The monastery is situated in Kanchanaburi province, an area lying adjacent to Burma. The Western Forest Complex that stretches along the boarder is the largest protected area in Asia and believed to be the home of the largest surest surviving tiger population in the region. Unfortunately, while this area is protected poaching still occurs rather frequently. When the mother tiger is killed the cubs are taken as a bonus or left to fend for themselves in the jungle.
Just a few weeks after the first cub has died two healthy male cubs intercepted from the poachers were brought to the monastery. They were tiny – just a few weeks old. A few months later the local villagers presented another two male cubs. And soon after the border police patrol intercepted cubs held by poachers and contributed four female cubs, achieving tiger harmony. The Abbot welcomed the animals and as he had no previous experience in looking after large carnivores he had to learn on the job. At first he build some concrete pans, all he could afford, to house the growing cubs in order to prevent them from killing other temple’s animals.

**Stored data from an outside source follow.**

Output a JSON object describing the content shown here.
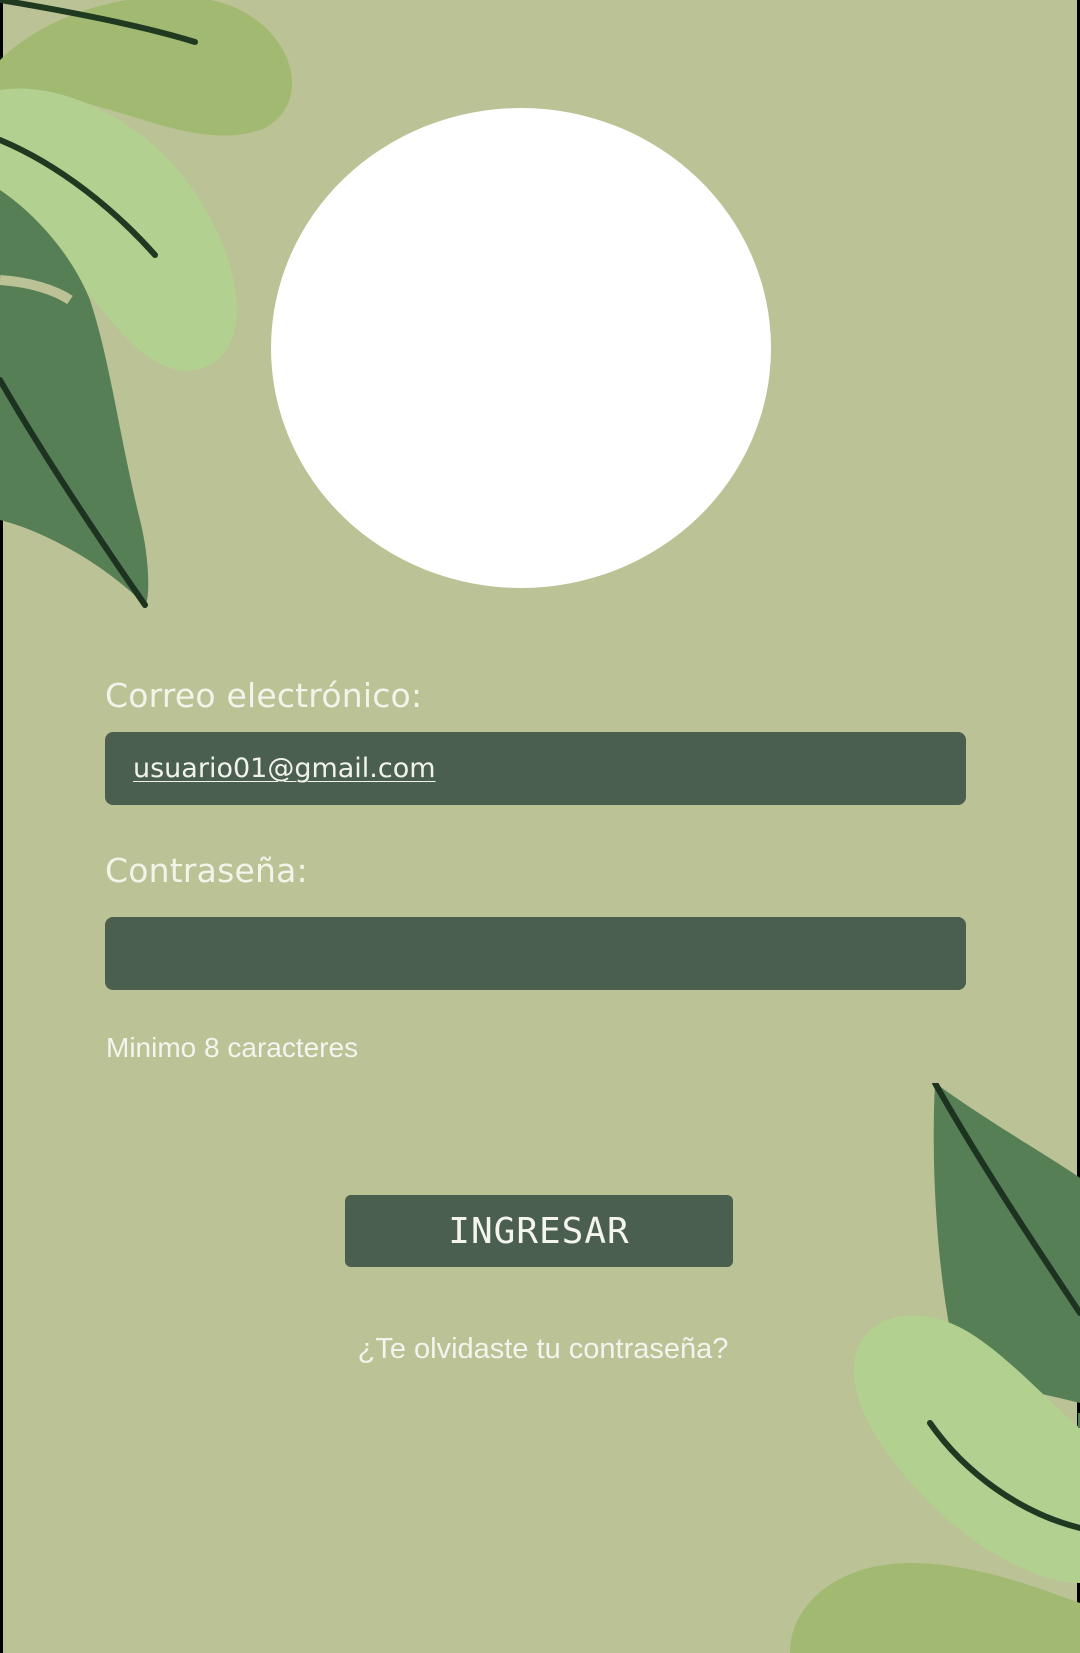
{
  "form": {
    "email_label": "Correo electrónico:",
    "email_value": "usuario01@gmail.com",
    "password_label": "Contraseña:",
    "password_value": "",
    "password_hint": "Minimo 8 caracteres",
    "submit_label": "INGRESAR",
    "forgot_link": "¿Te olvidaste tu contraseña?"
  },
  "colors": {
    "background": "#bbc295",
    "input_fill": "#4a5f4e",
    "leaf_dark": "#567f56",
    "leaf_light": "#b2d08f",
    "leaf_mid": "#a2b971",
    "text": "#f2f4ea"
  },
  "icons": {
    "top_left_decoration": "leaves-decoration-icon",
    "bottom_right_decoration": "leaves-decoration-icon",
    "avatar": "profile-image-placeholder"
  }
}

As the years went by the tigers grew up and to abbot’s surprise and delight started to reproduce. However, as the tiger family grew the abbot became faced with the need to create more living space for his charges. As early as in 2003 the Abbot conceived an ambitious plan to create a large open air enclosure where each tiger would be given 1 rai of land. He sat the land aside and the construction began.
Thai Tiger Temple - Meditation Practice
The forest monastery focuses on practicing meditation. There is accommodation for those who are interested in meditation, and wish to stay within the temple. The interested people have to dress everyday in polite white clothing. Woman should stay in a group. With at least one man within that group, for the purpose of communication with the monks.
Thai Tiger Temple - Background
Wat Pa Luangta Bua Yannasampanno ( Tiger Temple), Rais Forest Monastery, is located at Saiyok District in Kanchanaburi Province along 37 km of the highway number 323. The objectives of the monastery are to propagate Buddhism and to conserve forests and wildlife.
The major attraction to this place is to hang out with the Tigers, like they are your pet cats, and stroke their tail, hang around with the Monks and the Tigers to feed them and to shower them. The close encounter with the Big cat, to be able to stroll around the tigers as they listen to you, and take lots and lots of memorable photographs with the wild cats, in their den at their shower area, when they have their food, etc is a dream come true. If you dream to be able to be with the Tiger, feed them, take them for a walk like your doggy pet, then 'Been There Done That' would be your motto, once you step in to this wonder land of Tigers and Monks.
Warnings while you visit Thai Tiger Temple
Don’t wear red color clothes no loud noises or sudden movements or running. Correct Clothing is a must. Please dress respectfully in the Tiger Temple. You will not be allowed to enter the Temple it you wear Red, Orange or of Bright Pink. Ladies must be covered with clothes from Shoulders to Knees. No tank tops, Show Skirts, Shot Shorts, or Wraps. If you do not have correct clothing, items can be purchased from Entrance.